69 There is a passage in Lane v Willis [1972] 1 WLR 326 which could be taken to support Mr Hastwell's argument. At 334 Sachs LJ said (emphasis added):
When the matter came before the master and the judge in chambers, it is manifest that in those circumstances the onus lay heavily upon the defendant to show that such a further examination was needed. But he produced nothing in the way of medical evidence to show why another doctor or expert was required. He did nothing but produce correspondence.
For my part, I am by no means prepared to say that either the master or Talbot J was wrong on the material laid before them. Now, however, we have had further discussion of the case, the fact that some medical evidence should have been put before the master or the judge - and preferably, to my mind, the reports of Dr Carroll - has been ventilated, and it has become plain that in future cases of this particular type (if these should ever recur) such medical evidence should be produced: no room should be left for a plaintiff to wonder whether the application is really due to the reports of a defendant's medical expert being favourable to the plaintiff.

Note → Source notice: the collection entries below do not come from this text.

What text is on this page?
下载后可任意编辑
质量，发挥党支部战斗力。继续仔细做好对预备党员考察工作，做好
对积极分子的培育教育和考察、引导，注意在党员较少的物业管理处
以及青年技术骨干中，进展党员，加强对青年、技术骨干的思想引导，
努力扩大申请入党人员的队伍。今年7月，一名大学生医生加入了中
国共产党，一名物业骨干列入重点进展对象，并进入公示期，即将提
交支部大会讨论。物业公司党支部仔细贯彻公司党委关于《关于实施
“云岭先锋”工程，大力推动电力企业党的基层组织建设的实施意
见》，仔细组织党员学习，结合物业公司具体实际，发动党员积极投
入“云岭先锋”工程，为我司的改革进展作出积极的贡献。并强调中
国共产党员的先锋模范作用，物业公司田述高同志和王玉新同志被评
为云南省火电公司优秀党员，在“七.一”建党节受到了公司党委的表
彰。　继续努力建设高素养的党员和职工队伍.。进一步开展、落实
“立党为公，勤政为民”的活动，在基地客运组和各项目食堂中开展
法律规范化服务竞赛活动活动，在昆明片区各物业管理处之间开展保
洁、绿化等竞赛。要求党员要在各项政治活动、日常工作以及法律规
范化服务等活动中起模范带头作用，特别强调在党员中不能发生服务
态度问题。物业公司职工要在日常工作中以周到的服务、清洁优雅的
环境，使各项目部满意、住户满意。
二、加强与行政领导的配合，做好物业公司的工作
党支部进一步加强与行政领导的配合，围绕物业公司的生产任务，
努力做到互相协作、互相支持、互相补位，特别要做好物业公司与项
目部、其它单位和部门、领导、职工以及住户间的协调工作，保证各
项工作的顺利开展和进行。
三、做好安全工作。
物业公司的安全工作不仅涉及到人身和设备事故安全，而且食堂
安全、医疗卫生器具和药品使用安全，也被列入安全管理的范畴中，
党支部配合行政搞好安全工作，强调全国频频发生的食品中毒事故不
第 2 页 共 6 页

70 Sachs LJ's comments must, however, be understood in the context of the circumstances to which his Lordship was referring in the first paragraph. They were circumstances where the defendant had delayed in requiring the plaintiff to be examined by a psychiatrist, after the plaintiff had already submitted to two examinations by another doctor nominated by the defendant. And the defendants had in correspondence given no reason why the plaintiff 'should be further disturbed' (see 334D). As the last lines of the quote show, there was cause for concern over whether the real reason for the requirement for another examination was that the first doctor's opinion was not favourable to the defendant (see also at Roskill LJ at 335G). Hence Sachs LJ's comments were confined to 'future cases of this particular type (if these should ever recur)'. In any event, the Court of Appeal did not require such evidence and made the order on the basis of statements from the bar table (see 334G).

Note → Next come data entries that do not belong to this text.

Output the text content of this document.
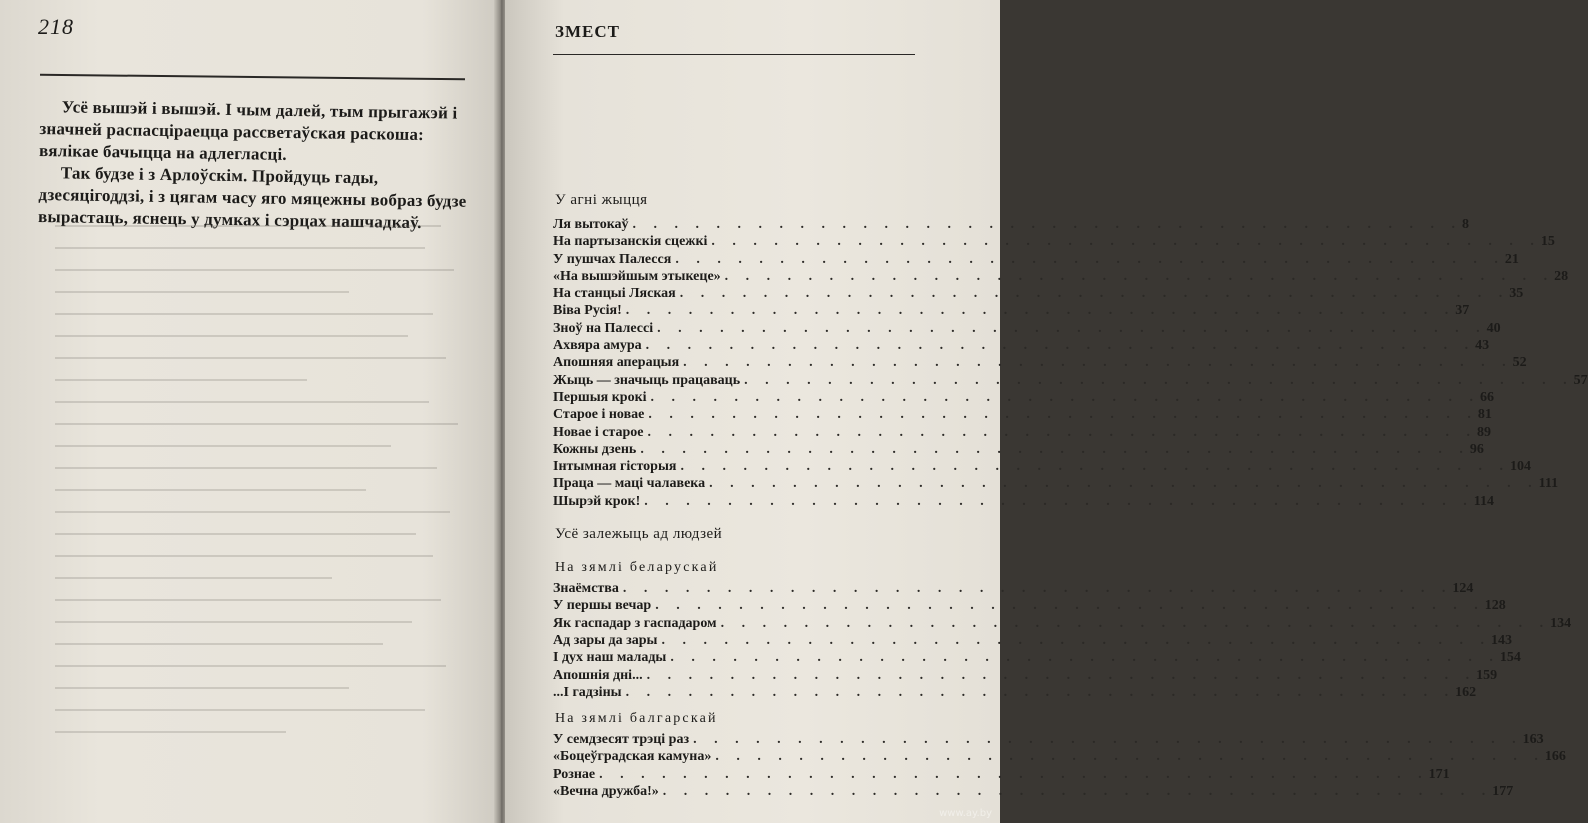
218

Усё вышэй і вышэй. І чым далей, тым прыгажэй і значней распасціраецца рассветаўская раскоша: вялікае бачыцца на адлегласці.

Так будзе і з Арлоўскім. Пройдуць гады, дзесяцігоддзі, і з цягам часу яго мяцежны вобраз будзе вырастаць, яснець у думках і сэрцах нашчадкаў.

ЗМЕСТ
У агні жыцця
Ля вытокаў . . . . . . . . . . . . . . . . . . . . . . . . . . . . . . . . . . . . . . . . 8
На партызанскія сцежкі . . . . . . . . . . . . . . . . . . . . . . . . . . . . . . . . . . . . . . . . 15
У пушчах Палесся . . . . . . . . . . . . . . . . . . . . . . . . . . . . . . . . . . . . . . . . 21
«На вышэйшым этыкеце» . . . . . . . . . . . . . . . . . . . . . . . . . . . . . . . . . . . . . . . . 28
На станцыі Ляская . . . . . . . . . . . . . . . . . . . . . . . . . . . . . . . . . . . . . . . . 35
Віва Русія! . . . . . . . . . . . . . . . . . . . . . . . . . . . . . . . . . . . . . . . . 37
Зноў на Палессі . . . . . . . . . . . . . . . . . . . . . . . . . . . . . . . . . . . . . . . . 40
Ахвяра амура . . . . . . . . . . . . . . . . . . . . . . . . . . . . . . . . . . . . . . . . 43
Апошняя аперацыя . . . . . . . . . . . . . . . . . . . . . . . . . . . . . . . . . . . . . . . . 52
Жыць — значыць працаваць . . . . . . . . . . . . . . . . . . . . . . . . . . . . . . . . . . . . . . . . 57
Першыя крокі . . . . . . . . . . . . . . . . . . . . . . . . . . . . . . . . . . . . . . . . 66
Старое і новае . . . . . . . . . . . . . . . . . . . . . . . . . . . . . . . . . . . . . . . . 81
Новае і старое . . . . . . . . . . . . . . . . . . . . . . . . . . . . . . . . . . . . . . . . 89
Кожны дзень . . . . . . . . . . . . . . . . . . . . . . . . . . . . . . . . . . . . . . . . 96
Інтымная гісторыя . . . . . . . . . . . . . . . . . . . . . . . . . . . . . . . . . . . . . . . . 104
Праца — маці чалавека . . . . . . . . . . . . . . . . . . . . . . . . . . . . . . . . . . . . . . . . 111
Шырэй крок! . . . . . . . . . . . . . . . . . . . . . . . . . . . . . . . . . . . . . . . . 114
Усё залежыць ад людзей
На зямлі беларускай
Знаёмства . . . . . . . . . . . . . . . . . . . . . . . . . . . . . . . . . . . . . . . . 124
У першы вечар . . . . . . . . . . . . . . . . . . . . . . . . . . . . . . . . . . . . . . . . 128
Як гаспадар з гаспадаром . . . . . . . . . . . . . . . . . . . . . . . . . . . . . . . . . . . . . . . . 134
Ад зары да зары . . . . . . . . . . . . . . . . . . . . . . . . . . . . . . . . . . . . . . . . 143
І дух наш малады . . . . . . . . . . . . . . . . . . . . . . . . . . . . . . . . . . . . . . . . 154
Апошнія дні... . . . . . . . . . . . . . . . . . . . . . . . . . . . . . . . . . . . . . . . . 159
...І гадзіны . . . . . . . . . . . . . . . . . . . . . . . . . . . . . . . . . . . . . . . . 162
На зямлі балгарскай
У семдзесят трэці раз . . . . . . . . . . . . . . . . . . . . . . . . . . . . . . . . . . . . . . . . 163
«Боцеўградская камуна» . . . . . . . . . . . . . . . . . . . . . . . . . . . . . . . . . . . . . . . . 166
Рознае . . . . . . . . . . . . . . . . . . . . . . . . . . . . . . . . . . . . . . . . 171
«Вечна дружба!» . . . . . . . . . . . . . . . . . . . . . . . . . . . . . . . . . . . . . . . . 177
www.ay.by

71 I do not consider that Lane v Willis is authority for the proposition that a party seeking a stay for refusal to submit to a medical examination can only succeed if it adduces medical evidence that the examination is necessary. It must appear from the reasons advanced by the applicant for a stay, and from the nature of the issues in the proceeding, that it will be unjust if the trial proceeds, in circumstances where a party wishing to adduce evidence on an issue has not been able to do so. If so, then the power to order a stay will arise. There is no need in every case for those reasons to be supported by expert evidence.

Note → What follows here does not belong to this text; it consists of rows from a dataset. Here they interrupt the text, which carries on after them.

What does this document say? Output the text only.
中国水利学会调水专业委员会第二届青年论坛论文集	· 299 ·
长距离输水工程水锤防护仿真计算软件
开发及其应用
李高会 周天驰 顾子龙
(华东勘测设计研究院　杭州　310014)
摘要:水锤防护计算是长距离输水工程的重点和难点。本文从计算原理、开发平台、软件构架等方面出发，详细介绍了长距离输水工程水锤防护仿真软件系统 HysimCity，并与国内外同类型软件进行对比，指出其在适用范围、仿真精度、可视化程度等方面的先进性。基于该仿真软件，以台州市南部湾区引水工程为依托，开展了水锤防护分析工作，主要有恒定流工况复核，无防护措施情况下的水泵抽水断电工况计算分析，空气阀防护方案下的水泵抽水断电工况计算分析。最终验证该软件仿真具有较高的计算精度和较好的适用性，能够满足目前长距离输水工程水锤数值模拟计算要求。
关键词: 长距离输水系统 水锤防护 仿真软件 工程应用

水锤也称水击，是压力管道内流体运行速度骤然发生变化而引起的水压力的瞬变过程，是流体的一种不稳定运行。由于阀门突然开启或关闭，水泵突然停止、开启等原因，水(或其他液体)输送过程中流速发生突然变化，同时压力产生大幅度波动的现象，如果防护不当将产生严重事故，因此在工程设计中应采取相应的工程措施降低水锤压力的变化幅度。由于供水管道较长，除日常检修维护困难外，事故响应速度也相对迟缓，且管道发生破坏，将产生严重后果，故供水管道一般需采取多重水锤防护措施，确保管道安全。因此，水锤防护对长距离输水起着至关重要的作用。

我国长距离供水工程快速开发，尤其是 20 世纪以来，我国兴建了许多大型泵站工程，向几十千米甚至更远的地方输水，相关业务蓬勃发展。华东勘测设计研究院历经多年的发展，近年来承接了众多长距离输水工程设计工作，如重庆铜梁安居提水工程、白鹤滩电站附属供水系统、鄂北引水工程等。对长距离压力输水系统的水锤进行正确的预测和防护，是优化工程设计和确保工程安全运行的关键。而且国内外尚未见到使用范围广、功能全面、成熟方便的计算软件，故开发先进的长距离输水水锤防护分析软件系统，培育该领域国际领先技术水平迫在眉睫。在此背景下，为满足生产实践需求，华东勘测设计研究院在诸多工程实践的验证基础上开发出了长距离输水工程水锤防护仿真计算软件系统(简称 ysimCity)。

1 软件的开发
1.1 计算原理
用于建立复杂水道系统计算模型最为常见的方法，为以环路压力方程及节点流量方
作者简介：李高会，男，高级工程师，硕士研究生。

72 I am persuaded on the particular facts of this case that it is appropriate to order a stay. In large part the reasons are apparent from the discussion above. Mr Hastwell's psychiatric condition, and the causes of that condition, are central to the remedies he seeks. He has accepted as much. Once that is accepted, it is clear that the trial will not be a fair one if Mr Hastwell is able to adduce medical evidence about those issues, and Kott Gunning are not.
73 In addition, what is known about Dr Parmegiani's report gives Kott Gunning a proper basis to seek psychiatric evidence which may go to Mr Hastwell's credibility. It is necessary for there to be a fair trial for Kott Gunning to have the opportunity to seek to adduce expert evidence that is truly probative, in the sense that it could substantially affect the court's assessment of Mr Hastwell's credibility. The discretion of the court under s 108C(1)(c) to withhold leave to adduce such evidence ensures that the opportunity cannot be abused.
74 Finally, there is nothing unreasonable about Kott Gunning's choice of Dr Mander, or the arrangements for the examination which they have proposed.